Amid the sounds of wrenching metal and crackling fire, the hissing whine signaled that one of the overturned tank cars was doing its job. Flames licked the tanker just outside the state fairgrounds on July 11, 2012. Thousands of gallons of ethanol heated up inside the car. As pressure mounted, the intense heat weakened its shell, less than an inch thick. But it found relief, escaping through a valve system meant to keep tanker cars from exploding. Firefighters who responded that early morning took caution. Another car had exploded, sending a fireball mushrooming hundreds of feet above the derailment.

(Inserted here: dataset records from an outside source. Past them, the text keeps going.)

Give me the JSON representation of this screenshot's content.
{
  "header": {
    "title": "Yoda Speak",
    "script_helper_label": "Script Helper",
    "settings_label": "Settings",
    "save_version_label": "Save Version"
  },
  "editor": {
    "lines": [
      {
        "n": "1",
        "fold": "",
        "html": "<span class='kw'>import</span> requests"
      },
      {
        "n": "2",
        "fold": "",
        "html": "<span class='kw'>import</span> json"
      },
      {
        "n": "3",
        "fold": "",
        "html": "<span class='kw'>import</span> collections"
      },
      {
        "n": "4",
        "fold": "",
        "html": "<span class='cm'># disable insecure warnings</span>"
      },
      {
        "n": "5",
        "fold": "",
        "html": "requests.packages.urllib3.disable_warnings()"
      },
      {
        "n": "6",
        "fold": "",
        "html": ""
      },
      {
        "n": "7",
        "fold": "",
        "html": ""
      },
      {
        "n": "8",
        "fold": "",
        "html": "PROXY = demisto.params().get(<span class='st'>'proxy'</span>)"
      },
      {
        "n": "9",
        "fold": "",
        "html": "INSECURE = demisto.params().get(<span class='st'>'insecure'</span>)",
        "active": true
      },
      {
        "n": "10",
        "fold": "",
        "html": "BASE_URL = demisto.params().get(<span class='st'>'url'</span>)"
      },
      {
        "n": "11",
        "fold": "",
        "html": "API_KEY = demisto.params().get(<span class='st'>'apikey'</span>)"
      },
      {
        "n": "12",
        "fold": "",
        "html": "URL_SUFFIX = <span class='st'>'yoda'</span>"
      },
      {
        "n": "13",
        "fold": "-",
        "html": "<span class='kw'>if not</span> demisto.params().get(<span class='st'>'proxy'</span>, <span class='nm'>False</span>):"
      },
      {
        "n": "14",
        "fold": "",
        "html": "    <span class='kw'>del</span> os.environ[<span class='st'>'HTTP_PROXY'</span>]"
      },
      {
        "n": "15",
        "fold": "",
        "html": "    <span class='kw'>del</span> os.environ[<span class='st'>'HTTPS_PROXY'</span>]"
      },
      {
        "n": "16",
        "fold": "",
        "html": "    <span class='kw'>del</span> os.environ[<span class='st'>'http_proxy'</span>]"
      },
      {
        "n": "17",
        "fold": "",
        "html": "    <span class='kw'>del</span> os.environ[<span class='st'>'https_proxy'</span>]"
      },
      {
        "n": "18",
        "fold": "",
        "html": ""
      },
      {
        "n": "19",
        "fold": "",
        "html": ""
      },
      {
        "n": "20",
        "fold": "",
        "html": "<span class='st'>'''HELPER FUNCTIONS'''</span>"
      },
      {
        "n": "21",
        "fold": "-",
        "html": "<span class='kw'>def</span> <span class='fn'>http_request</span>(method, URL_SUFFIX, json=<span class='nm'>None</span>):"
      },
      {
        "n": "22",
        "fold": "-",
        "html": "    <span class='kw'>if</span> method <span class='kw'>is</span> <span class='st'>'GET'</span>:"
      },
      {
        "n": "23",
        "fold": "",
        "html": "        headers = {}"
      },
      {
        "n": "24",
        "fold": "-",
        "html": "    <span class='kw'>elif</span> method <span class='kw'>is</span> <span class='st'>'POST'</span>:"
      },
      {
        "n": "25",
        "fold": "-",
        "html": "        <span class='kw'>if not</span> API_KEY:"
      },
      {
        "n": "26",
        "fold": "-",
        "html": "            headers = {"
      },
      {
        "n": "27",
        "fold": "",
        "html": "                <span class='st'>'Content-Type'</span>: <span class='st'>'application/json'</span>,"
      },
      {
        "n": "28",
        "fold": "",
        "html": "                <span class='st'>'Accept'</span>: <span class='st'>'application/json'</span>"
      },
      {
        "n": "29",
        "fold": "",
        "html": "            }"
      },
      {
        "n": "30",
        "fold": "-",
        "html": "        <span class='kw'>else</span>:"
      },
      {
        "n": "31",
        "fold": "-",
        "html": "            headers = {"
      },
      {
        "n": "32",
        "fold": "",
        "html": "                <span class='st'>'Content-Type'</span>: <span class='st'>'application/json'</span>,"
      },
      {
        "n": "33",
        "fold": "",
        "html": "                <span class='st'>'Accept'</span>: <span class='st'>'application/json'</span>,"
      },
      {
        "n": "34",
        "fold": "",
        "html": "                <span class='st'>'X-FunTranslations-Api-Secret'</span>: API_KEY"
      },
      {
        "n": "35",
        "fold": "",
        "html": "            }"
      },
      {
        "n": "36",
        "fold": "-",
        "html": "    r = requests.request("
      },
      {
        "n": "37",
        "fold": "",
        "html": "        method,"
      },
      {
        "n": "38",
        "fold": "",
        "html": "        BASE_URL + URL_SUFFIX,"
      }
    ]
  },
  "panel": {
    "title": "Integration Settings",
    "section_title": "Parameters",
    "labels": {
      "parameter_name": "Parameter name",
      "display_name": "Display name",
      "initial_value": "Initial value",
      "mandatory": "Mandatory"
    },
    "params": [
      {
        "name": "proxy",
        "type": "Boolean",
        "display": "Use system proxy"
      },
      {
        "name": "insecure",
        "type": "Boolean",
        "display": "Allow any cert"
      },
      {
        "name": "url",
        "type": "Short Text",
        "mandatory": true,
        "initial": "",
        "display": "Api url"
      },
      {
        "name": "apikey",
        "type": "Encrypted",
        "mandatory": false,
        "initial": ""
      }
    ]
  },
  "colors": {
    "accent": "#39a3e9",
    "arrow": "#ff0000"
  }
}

The hissing could have been the precursor to another explosion. Minutes earlier, the 100-car train carrying grain, corn, ethanol and styrene had rolled without incident through Weinland Park and was about to cross Fields Avenue. Then something went terribly wrong. “It was just ... a large boom and yeah, the ball of fire, mushroom cloud, you know, a lot of heat,” Columbus Fire Battalion Chief Sean Moore told federal investigators. “A blast of heat came through, and once I got my windows down in the car, I’m like, ‘Whew, boy.’ ” Moore told investigators that Columbus was fortunate. The Norfolk Southern train had derailed in the right place at the right time. Few people were out at 2:04 a.m. when the first 911 calls about a plane crash or a trash fire were reported. The Ohio State Fair wouldn’t begin for a month, and the nearby Central Ohio Transit Authority garage was quiet.